NAIROBI (Reuters) - The running mate of one of the two front-runners in Kenya’s presidential vote said on Thursday the ballot count lacked integrity and should stop, comments that could inflame what has so far been a largely peaceful election.
The remarks by Kalonzo Musyoka, running alongside presidential hopeful Prime Minister Raila Odinga, will revive painful memories for Kenyans of the 2007 vote, when disputes over the count sparked ethnic violence that killed 1,200 people.
But Musyoka told reporters that his comments were not a call for mass action, and he urged voters to stay calm and patient.
Odinga is trailing the leader, Uhuru Kenyatta, in the partial count three days after polls closed. Authorities said on Wednesday the outcome would not be compromised by the failure of electronic counting technology that has slowed down the tally.
“We as a coalition take the position the national vote-tallying process lacks integrity and has to be stopped and re-started using primary documents from the polling stations,” Musyoka told a news conference.

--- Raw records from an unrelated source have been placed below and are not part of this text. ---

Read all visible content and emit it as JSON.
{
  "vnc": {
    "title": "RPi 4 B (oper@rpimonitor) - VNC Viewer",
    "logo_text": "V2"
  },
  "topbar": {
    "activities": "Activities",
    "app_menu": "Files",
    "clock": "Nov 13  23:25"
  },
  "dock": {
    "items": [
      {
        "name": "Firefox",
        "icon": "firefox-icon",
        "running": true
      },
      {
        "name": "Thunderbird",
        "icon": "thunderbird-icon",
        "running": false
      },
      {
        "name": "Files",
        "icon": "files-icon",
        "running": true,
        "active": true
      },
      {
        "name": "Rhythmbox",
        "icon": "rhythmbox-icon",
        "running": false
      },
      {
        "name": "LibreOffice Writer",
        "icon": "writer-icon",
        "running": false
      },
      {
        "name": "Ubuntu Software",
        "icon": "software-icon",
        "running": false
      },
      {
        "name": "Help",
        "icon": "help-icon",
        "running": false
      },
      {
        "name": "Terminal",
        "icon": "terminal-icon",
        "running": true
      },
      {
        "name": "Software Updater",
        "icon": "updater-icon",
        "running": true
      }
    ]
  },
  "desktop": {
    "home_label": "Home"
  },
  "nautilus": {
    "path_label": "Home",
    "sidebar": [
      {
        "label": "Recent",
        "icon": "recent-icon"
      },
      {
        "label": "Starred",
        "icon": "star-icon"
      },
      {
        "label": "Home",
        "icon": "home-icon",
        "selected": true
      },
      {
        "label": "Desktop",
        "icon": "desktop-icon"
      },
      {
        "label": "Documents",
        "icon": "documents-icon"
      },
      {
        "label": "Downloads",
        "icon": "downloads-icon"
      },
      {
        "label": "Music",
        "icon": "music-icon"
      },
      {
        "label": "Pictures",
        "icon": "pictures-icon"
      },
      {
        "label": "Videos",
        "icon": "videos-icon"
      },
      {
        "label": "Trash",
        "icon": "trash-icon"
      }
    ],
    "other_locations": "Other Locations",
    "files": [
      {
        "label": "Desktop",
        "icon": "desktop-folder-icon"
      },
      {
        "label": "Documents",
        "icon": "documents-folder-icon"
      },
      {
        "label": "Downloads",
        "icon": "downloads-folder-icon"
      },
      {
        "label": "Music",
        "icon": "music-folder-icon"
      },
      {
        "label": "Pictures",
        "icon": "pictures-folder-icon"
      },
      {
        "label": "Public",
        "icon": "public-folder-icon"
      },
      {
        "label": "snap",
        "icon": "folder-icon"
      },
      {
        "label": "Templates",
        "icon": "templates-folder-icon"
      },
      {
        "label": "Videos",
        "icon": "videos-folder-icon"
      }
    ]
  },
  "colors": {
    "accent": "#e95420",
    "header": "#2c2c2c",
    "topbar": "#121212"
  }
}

“We have evidence the results we are receiving have been doctored,” he said.
“It is not a call to mass action,” he added. “We must tell them (Kenyans) there will be no mass action. We are committed as a coalition to the principle of the rule of law.”
Kenyatta’s team had no immediate comment but has also questioned aspects of the voting process, but without making a direct call for the count to be halted.
Musyoka questioned the sharp in fall in the number of spoiled ballots counted as Kenya switched from an electronic tallying system to a manual one.
The number of those ballots in the initial electronic tally, which has now stopped, could have had a significant impact on the outcome.
If no candidate gets more than 50 percent of votes in the first round, the top two will go to a run-off, provisionally set for April, depending on any legal challenges.